The school year is coming to a close and with that end comes the opportunity to reflect on all that our children have accomplished. At In Step, many of the groups that formed when school started, are also coming to an end. We have graduations and pizza parties and discuss the accomplishments of our kids and our parents who have worked so hard over the course of many months to make positive changes in their lives. We feel honored to be a part of that and want to share with you some of what our parents are writing to their children in their graduation letters. We hope you find it as inspirational as we do.
“Daddy and I are so proud of you for participating in and graduating from the Stepping Stones program. We know it wasn’t easy for you at first and you wished you could stay home, but as the weeks went by we saw you get more comfortable with the group…we have seen so many positive changes in your behavior and you are handling your anger so much better. You are so much more cooperative and are better at seeing the other person’s point of view. We know you have been trying harder at school and raising your hand more often. You are starting to let people see the real you and we are so happy that everyone is seeing the terrific girl that you are!”

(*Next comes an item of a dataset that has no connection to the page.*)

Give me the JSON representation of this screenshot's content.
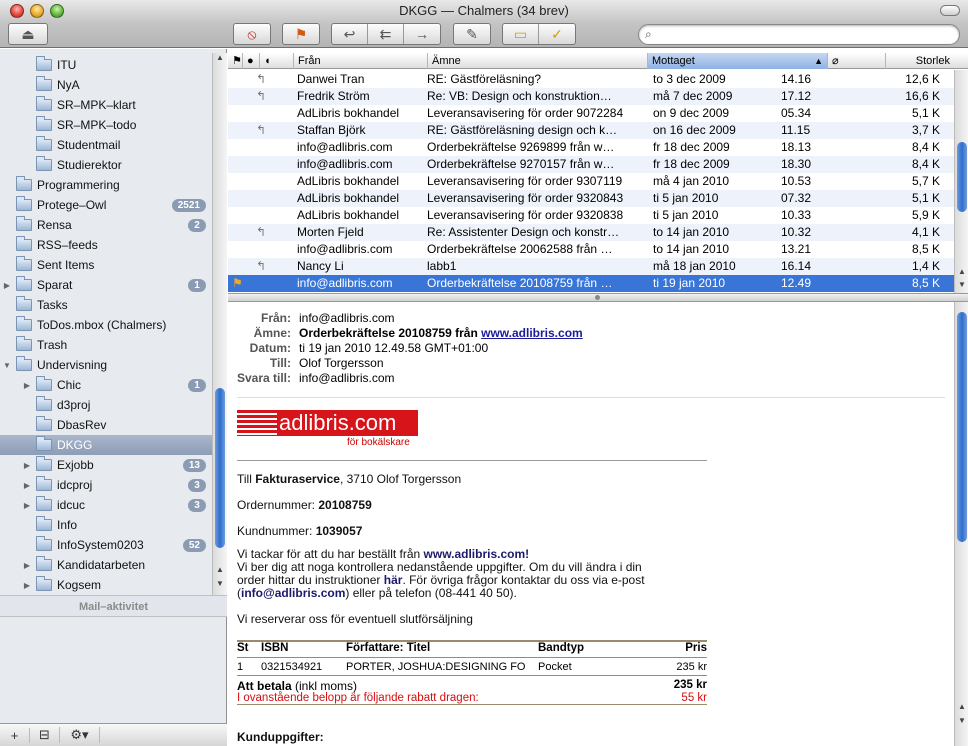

“…you are such a smart boy and now you know how to be much more polite and say “excuse me” and not to interrupt people when they are talking. You are waiting your turn to speak and you are making friends. We are so glad to see that you have learned to tell people how you feel. It is hard to handle when you are upset, but you are doing so well by talking about it. Your dad and I have learned a lot about how to be better parents, too. We are talking about when we feel nervous so you know it is ok to feel that way sometimes, too.”
“…we are happiest with the increase in your self esteem. You seem to know yourself better-your strengths and weaknesses, and have a realistic view of the awesome person that you are. We love to see you walk with your head high and an air of confidence about you.”
“…We know it has been difficult at times to speak openly and honestly in front of the group about your feelings, but we think this has been so good for you. We see a difference in the way you interact at home and at school because you can let people know how you feel. Knowing you are not the only kid with ADHD and dealing with the issues that go along with that has helped our whole family.”
“…someone, just the other day, told me what a nice conversation they had with you and how attentive you were. You’re better at coping with people’s questions and at making eye contact when having a conversation. Of course you still speak your mind and tell it like it is, and that’s OK, but you have improved at accepting and responding to other people’s ideas and suggestions. You’re even better at dealing with your dad and sister!”
While these groups have graduated, we are already forming our summer groups and looking ahead to the fall. Some of the kids who worked with us this year are coming back to work with us again and others are taking the tools we have given them and striking out on their own with the support of their parents, teachers, doctors, counselors and new friends. In Step is proud to have been a part of their success and we hope to continue to be a resource for our families for years to come.